On the other hand, IL-23, a proinflammatory cytokine that induces the differentiation of Th17 and Th22 cells, is a key player in the pathogenesis of psoriasis, and its blockade is effective in the control of psoriasis and psoriatic arthritis39. We carry out this blockade in clinical practice with four drugs, including ustekinumab (the most commonly used), guselkumab, tildrakizumab, and risankizumab, the first inhibiting both IL-23 and IL-12, while the last three are selective toward IL-2340. IL-23 has been linked to the development of atherosclerosis, and its elevated serum levels are predictors of mortality in patients with CVD41.

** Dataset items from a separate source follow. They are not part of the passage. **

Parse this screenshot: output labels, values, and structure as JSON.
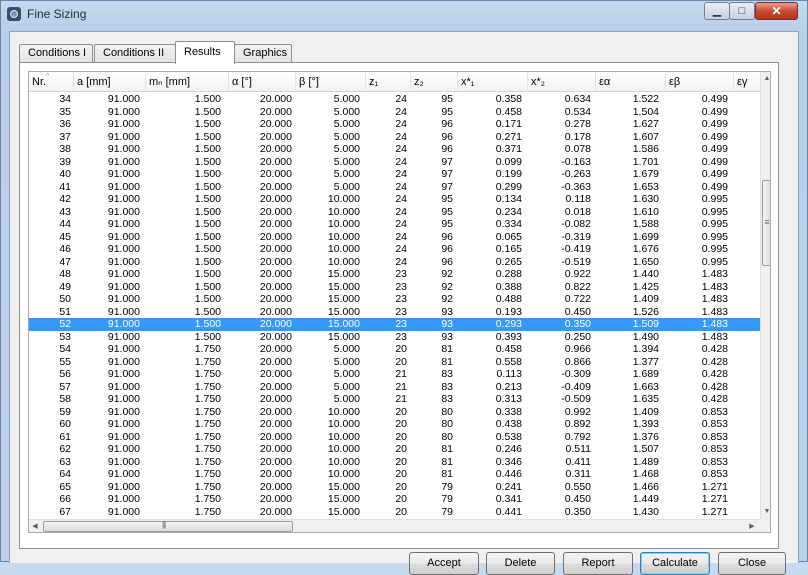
{
  "window": {
    "title": "Fine Sizing",
    "min_label": "▁",
    "max_label": "□",
    "close_label": "✕"
  },
  "tabs": [
    {
      "label": "Conditions I"
    },
    {
      "label": "Conditions II"
    },
    {
      "label": "Results"
    },
    {
      "label": "Graphics"
    }
  ],
  "table": {
    "headers": [
      "Nr.",
      "a [mm]",
      "mₙ [mm]",
      "α [°]",
      "β [°]",
      "z₁",
      "z₂",
      "x*₁",
      "x*₂",
      "εα",
      "εβ",
      "εγ"
    ],
    "sort_indicator": "^",
    "selected_row_index": 18,
    "rows": [
      [
        "34",
        "91.000",
        "1.500",
        "20.000",
        "5.000",
        "24",
        "95",
        "0.358",
        "0.634",
        "1.522",
        "0.499"
      ],
      [
        "35",
        "91.000",
        "1.500",
        "20.000",
        "5.000",
        "24",
        "95",
        "0.458",
        "0.534",
        "1.504",
        "0.499"
      ],
      [
        "36",
        "91.000",
        "1.500",
        "20.000",
        "5.000",
        "24",
        "96",
        "0.171",
        "0.278",
        "1.627",
        "0.499"
      ],
      [
        "37",
        "91.000",
        "1.500",
        "20.000",
        "5.000",
        "24",
        "96",
        "0.271",
        "0.178",
        "1.607",
        "0.499"
      ],
      [
        "38",
        "91.000",
        "1.500",
        "20.000",
        "5.000",
        "24",
        "96",
        "0.371",
        "0.078",
        "1.586",
        "0.499"
      ],
      [
        "39",
        "91.000",
        "1.500",
        "20.000",
        "5.000",
        "24",
        "97",
        "0.099",
        "-0.163",
        "1.701",
        "0.499"
      ],
      [
        "40",
        "91.000",
        "1.500",
        "20.000",
        "5.000",
        "24",
        "97",
        "0.199",
        "-0.263",
        "1.679",
        "0.499"
      ],
      [
        "41",
        "91.000",
        "1.500",
        "20.000",
        "5.000",
        "24",
        "97",
        "0.299",
        "-0.363",
        "1.653",
        "0.499"
      ],
      [
        "42",
        "91.000",
        "1.500",
        "20.000",
        "10.000",
        "24",
        "95",
        "0.134",
        "0.118",
        "1.630",
        "0.995"
      ],
      [
        "43",
        "91.000",
        "1.500",
        "20.000",
        "10.000",
        "24",
        "95",
        "0.234",
        "0.018",
        "1.610",
        "0.995"
      ],
      [
        "44",
        "91.000",
        "1.500",
        "20.000",
        "10.000",
        "24",
        "95",
        "0.334",
        "-0.082",
        "1.588",
        "0.995"
      ],
      [
        "45",
        "91.000",
        "1.500",
        "20.000",
        "10.000",
        "24",
        "96",
        "0.065",
        "-0.319",
        "1.699",
        "0.995"
      ],
      [
        "46",
        "91.000",
        "1.500",
        "20.000",
        "10.000",
        "24",
        "96",
        "0.165",
        "-0.419",
        "1.676",
        "0.995"
      ],
      [
        "47",
        "91.000",
        "1.500",
        "20.000",
        "10.000",
        "24",
        "96",
        "0.265",
        "-0.519",
        "1.650",
        "0.995"
      ],
      [
        "48",
        "91.000",
        "1.500",
        "20.000",
        "15.000",
        "23",
        "92",
        "0.288",
        "0.922",
        "1.440",
        "1.483"
      ],
      [
        "49",
        "91.000",
        "1.500",
        "20.000",
        "15.000",
        "23",
        "92",
        "0.388",
        "0.822",
        "1.425",
        "1.483"
      ],
      [
        "50",
        "91.000",
        "1.500",
        "20.000",
        "15.000",
        "23",
        "92",
        "0.488",
        "0.722",
        "1.409",
        "1.483"
      ],
      [
        "51",
        "91.000",
        "1.500",
        "20.000",
        "15.000",
        "23",
        "93",
        "0.193",
        "0.450",
        "1.526",
        "1.483"
      ],
      [
        "52",
        "91.000",
        "1.500",
        "20.000",
        "15.000",
        "23",
        "93",
        "0.293",
        "0.350",
        "1.509",
        "1.483"
      ],
      [
        "53",
        "91.000",
        "1.500",
        "20.000",
        "15.000",
        "23",
        "93",
        "0.393",
        "0.250",
        "1.490",
        "1.483"
      ],
      [
        "54",
        "91.000",
        "1.750",
        "20.000",
        "5.000",
        "20",
        "81",
        "0.458",
        "0.966",
        "1.394",
        "0.428"
      ],
      [
        "55",
        "91.000",
        "1.750",
        "20.000",
        "5.000",
        "20",
        "81",
        "0.558",
        "0.866",
        "1.377",
        "0.428"
      ],
      [
        "56",
        "91.000",
        "1.750",
        "20.000",
        "5.000",
        "21",
        "83",
        "0.113",
        "-0.309",
        "1.689",
        "0.428"
      ],
      [
        "57",
        "91.000",
        "1.750",
        "20.000",
        "5.000",
        "21",
        "83",
        "0.213",
        "-0.409",
        "1.663",
        "0.428"
      ],
      [
        "58",
        "91.000",
        "1.750",
        "20.000",
        "5.000",
        "21",
        "83",
        "0.313",
        "-0.509",
        "1.635",
        "0.428"
      ],
      [
        "59",
        "91.000",
        "1.750",
        "20.000",
        "10.000",
        "20",
        "80",
        "0.338",
        "0.992",
        "1.409",
        "0.853"
      ],
      [
        "60",
        "91.000",
        "1.750",
        "20.000",
        "10.000",
        "20",
        "80",
        "0.438",
        "0.892",
        "1.393",
        "0.853"
      ],
      [
        "61",
        "91.000",
        "1.750",
        "20.000",
        "10.000",
        "20",
        "80",
        "0.538",
        "0.792",
        "1.376",
        "0.853"
      ],
      [
        "62",
        "91.000",
        "1.750",
        "20.000",
        "10.000",
        "20",
        "81",
        "0.246",
        "0.511",
        "1.507",
        "0.853"
      ],
      [
        "63",
        "91.000",
        "1.750",
        "20.000",
        "10.000",
        "20",
        "81",
        "0.346",
        "0.411",
        "1.489",
        "0.853"
      ],
      [
        "64",
        "91.000",
        "1.750",
        "20.000",
        "10.000",
        "20",
        "81",
        "0.446",
        "0.311",
        "1.468",
        "0.853"
      ],
      [
        "65",
        "91.000",
        "1.750",
        "20.000",
        "15.000",
        "20",
        "79",
        "0.241",
        "0.550",
        "1.466",
        "1.271"
      ],
      [
        "66",
        "91.000",
        "1.750",
        "20.000",
        "15.000",
        "20",
        "79",
        "0.341",
        "0.450",
        "1.449",
        "1.271"
      ],
      [
        "67",
        "91.000",
        "1.750",
        "20.000",
        "15.000",
        "20",
        "79",
        "0.441",
        "0.350",
        "1.430",
        "1.271"
      ]
    ]
  },
  "scrollbars": {
    "up": "▲",
    "down": "▼",
    "left": "◀",
    "right": "▶"
  },
  "buttons": {
    "accept": "Accept",
    "delete": "Delete",
    "report": "Report",
    "calculate": "Calculate",
    "close": "Close"
  },
  "colors": {
    "selection": "#3399ff",
    "title_close": "#c94a33"
  }
}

IL-23 also mediates the production of granulocyte-macrophage colony-stimulating factor which promotes the development of atherosclerosis and increases oxidative stress that contributes to the PAC triad41. There is still little evidence on the cardioprotective effect of anti-IL2342-46, so more studies are needed in this regard.
IL-17 inhibitors have shown efficacy in the treatment of psoriasis, being comparable in their effect and even more effective than anti-TNF and anti-IL-2347. The cardioprotective effect of antiIL-17A has been documented in previous studies6,48-50. Considering the inhibition of the proatherogenic, proinflammatory, pro-oxidant, and prothrombotic effects of IL-17,48 however, more studies are needed to evaluate the impact of biological therapy on atherosclerosis, since previous studies have proposed that IL-17 could even have a protective effect against atherosclerosis and that its serum levels do not correlate with carotid intimal thickness18.
Regarding the effect of antiIL-17A on vascular dysfunction, the results are contradictory; a previous study with secukinumab showed that the addition of the biologic did not modify endothelial function in the first 12 weeks of use in patients with psoriasis and vascular dysfunction, but later until 52 weeks51. While in another recent study, it was observed that the addition of anti-IL-17 therapy reduced the thickness of non-calcified plaque in patients with psoriasis, improving endothelial function52.
Conclusion
Psoriasis is a systemic disease that increases the risk of CVD, and this increases in direct proportion to the severity of psoriasis. Therefore, biological therapies are an option to block proinflammatory signaling pathways common in these diseases. Biological therapies in their different modalities could reduce the risk of developing CVD, however, the available information is not entirely conclusive, so more studies are needed to define the real role of these drugs in CVD, mainly in patients with severe forms of psoriasis.